What was advertised in a revolutionary American newspaper 250 years ago today?

“Thirteen months Gazette due mrs. Rind’s estate, 13s. 6d.”
Most early American printers extended generous credit to newspaper subscribers, sometimes allowing them to fall years behind in making payment. They frequently placed notices calling on subscribers to settle accounts in their own newspapers. A notice in Alexander Purdie’s Virginia Gazette in the spring of 1776, however, requested that subscribers to a newspaper that ceased publication submit what they owed.
That newspaper had also been known as the Virginia Gazette.
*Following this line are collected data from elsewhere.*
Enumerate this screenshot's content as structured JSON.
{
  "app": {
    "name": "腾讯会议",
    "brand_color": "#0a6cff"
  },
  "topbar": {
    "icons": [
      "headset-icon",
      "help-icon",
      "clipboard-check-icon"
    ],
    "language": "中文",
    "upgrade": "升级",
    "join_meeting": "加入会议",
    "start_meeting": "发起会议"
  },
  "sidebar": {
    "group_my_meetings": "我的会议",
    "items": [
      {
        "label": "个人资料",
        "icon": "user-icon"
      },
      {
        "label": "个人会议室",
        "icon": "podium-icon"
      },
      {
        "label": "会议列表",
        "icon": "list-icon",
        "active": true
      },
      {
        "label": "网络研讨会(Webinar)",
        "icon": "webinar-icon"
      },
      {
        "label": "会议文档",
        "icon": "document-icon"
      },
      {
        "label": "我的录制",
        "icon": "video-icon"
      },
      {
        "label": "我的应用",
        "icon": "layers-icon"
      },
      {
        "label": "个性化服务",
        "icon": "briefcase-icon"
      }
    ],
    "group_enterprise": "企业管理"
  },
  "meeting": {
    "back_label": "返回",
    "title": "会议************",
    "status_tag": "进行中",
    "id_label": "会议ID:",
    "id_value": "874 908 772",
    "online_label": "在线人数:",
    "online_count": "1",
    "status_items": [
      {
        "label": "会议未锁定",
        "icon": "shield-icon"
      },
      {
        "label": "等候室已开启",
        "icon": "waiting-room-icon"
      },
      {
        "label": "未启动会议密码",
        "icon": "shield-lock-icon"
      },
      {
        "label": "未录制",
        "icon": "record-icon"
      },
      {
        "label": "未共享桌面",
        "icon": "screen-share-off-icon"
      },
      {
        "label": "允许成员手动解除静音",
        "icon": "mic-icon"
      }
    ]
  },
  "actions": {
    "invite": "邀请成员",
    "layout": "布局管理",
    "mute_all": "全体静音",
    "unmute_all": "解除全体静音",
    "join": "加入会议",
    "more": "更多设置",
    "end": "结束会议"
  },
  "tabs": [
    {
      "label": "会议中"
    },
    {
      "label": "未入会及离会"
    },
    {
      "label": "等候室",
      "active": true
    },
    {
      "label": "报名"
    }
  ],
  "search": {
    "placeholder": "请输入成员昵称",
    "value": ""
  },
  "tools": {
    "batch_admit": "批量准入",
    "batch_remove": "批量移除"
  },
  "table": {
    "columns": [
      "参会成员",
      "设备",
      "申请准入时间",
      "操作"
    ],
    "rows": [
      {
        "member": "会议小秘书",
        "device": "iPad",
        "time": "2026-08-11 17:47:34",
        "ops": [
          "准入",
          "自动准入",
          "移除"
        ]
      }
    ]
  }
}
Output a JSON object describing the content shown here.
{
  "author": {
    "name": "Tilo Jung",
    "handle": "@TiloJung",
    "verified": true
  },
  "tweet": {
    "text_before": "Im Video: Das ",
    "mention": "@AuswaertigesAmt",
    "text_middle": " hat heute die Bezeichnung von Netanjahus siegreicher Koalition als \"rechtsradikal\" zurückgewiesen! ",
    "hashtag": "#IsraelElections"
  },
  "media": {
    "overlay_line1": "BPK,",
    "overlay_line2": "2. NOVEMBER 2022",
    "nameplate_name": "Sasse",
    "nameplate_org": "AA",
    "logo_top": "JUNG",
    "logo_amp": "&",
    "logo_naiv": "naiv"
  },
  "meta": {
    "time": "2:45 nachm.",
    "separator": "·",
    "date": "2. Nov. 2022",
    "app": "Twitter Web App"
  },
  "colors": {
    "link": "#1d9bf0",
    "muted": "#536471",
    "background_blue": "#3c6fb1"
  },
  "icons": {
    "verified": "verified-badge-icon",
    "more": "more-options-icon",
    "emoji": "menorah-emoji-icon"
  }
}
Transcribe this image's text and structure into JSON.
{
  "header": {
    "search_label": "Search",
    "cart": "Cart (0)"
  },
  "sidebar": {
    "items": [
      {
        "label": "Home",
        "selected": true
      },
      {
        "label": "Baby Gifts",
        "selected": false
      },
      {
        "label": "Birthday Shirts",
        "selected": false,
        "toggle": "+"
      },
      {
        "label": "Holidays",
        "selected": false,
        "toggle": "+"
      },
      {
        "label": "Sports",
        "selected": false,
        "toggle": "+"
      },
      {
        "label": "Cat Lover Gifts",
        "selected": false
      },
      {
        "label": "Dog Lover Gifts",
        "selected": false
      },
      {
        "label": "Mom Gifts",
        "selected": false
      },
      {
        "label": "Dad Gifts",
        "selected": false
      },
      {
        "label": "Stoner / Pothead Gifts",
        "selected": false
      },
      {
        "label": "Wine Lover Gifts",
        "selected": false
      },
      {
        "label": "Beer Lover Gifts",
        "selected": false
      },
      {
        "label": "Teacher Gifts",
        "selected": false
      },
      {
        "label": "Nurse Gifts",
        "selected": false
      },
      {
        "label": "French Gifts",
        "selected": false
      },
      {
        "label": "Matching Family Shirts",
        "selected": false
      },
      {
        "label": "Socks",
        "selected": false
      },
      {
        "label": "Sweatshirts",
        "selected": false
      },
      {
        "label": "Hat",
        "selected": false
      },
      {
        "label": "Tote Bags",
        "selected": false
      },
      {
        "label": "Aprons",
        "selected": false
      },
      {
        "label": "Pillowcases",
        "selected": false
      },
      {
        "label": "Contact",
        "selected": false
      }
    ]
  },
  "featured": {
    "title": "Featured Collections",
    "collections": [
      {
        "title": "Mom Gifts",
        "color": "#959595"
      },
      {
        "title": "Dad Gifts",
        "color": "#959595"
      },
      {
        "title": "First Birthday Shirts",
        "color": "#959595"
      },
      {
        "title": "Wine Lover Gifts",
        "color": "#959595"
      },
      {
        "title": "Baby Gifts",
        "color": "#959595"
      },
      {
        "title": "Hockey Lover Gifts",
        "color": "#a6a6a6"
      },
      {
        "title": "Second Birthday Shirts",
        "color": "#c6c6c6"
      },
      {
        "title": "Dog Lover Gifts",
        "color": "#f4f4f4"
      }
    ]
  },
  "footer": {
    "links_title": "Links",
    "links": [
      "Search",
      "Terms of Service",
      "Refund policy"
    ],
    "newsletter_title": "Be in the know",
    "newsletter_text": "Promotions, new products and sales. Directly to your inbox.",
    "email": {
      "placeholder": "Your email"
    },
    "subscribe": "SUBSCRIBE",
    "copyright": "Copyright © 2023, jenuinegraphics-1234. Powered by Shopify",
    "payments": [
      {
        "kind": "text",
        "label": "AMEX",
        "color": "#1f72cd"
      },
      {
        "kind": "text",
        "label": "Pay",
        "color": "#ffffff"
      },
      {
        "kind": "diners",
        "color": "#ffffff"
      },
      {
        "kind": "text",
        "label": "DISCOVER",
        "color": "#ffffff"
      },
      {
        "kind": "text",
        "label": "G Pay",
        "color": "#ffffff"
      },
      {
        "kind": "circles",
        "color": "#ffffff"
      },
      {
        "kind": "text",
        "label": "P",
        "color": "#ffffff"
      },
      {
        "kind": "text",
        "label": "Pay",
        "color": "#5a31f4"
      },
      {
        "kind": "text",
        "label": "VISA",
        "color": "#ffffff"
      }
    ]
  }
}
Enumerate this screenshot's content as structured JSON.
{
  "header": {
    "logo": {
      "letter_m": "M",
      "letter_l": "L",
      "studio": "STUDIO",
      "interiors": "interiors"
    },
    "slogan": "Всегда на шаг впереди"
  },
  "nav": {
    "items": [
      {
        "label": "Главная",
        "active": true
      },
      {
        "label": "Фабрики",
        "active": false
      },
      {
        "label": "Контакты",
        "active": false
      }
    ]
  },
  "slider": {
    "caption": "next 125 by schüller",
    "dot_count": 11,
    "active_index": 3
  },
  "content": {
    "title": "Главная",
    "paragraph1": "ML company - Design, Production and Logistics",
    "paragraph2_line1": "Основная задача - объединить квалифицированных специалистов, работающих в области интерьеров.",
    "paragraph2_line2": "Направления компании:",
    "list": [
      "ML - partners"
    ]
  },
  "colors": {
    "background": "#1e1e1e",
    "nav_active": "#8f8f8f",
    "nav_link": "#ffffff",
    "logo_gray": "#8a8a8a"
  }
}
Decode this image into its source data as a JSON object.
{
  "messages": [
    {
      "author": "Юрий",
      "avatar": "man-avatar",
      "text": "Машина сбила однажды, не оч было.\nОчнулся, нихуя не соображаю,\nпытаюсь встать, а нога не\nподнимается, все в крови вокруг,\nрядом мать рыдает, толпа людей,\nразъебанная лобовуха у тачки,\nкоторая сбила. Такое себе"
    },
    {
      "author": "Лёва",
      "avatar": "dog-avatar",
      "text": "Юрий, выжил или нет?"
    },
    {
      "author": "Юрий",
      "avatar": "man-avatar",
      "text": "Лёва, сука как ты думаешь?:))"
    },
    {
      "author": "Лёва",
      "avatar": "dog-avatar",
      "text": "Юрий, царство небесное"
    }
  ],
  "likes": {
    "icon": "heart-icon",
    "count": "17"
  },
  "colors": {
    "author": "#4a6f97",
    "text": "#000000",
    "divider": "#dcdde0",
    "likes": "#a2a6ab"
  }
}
William Rind commenced publishing Rind’s Virginia Gazette in Williamsburg on May 16, 1766. He changed the name to Virginia Gazette in the fall of 1766. Following his death in August 1773, his widow, Clementina Rind, published the newspaper for just over a year until her own death in September 1774. John Pinkney then printed the newspaper, according to the colophon, “for the benefit of Clementina Rind’s estate” or, later, “for the benefit of Clementina Rind’s children.” He became the sole publisher in April 1775. Pinkney’s Virginia Gazette folded in the winter of 1776. The issue for February 3, 1776, is the last known edition. At the time, it was one of three newspapers named Virginia Gazette printed in Williamsburg.
The notice that ran in Purdie’s Virginia Gazette called on the “gentlemen who are still indebted to the estate of mrs. Clementina Rind, deceased, and mr. John Pinkney, for Gazettes … to send their respective balances” to “the administrator.” For their convenience, they could dispatch them via “those gentlemen who are chosen delegates for their respective counties” who planned to travel to Williamsburg for meetings in May 1776. A note at the end of the advertisements reminded subscribers that “Thirteen months Gazette due mrs. Rind’s estate” amounted to thirteen shillings and six pence and “Sixteen [months of the Virginia Gazette] due mr. John Pinkney” amounted to sixteen shillings and eight pence. Those periods matched the amount of time that Clementina Rind printed the Virginia Gazette and then John Pinkney printed it, indicating that some subscribers had not paid for years, even when asked to settle with Rind’s estate. Other newspaper printers experienced similar difficulties in collecting subscription fees, prompting some to threaten legal action in their notices. In this instance, the administrator instead noted the “large debts still due from the said estate.”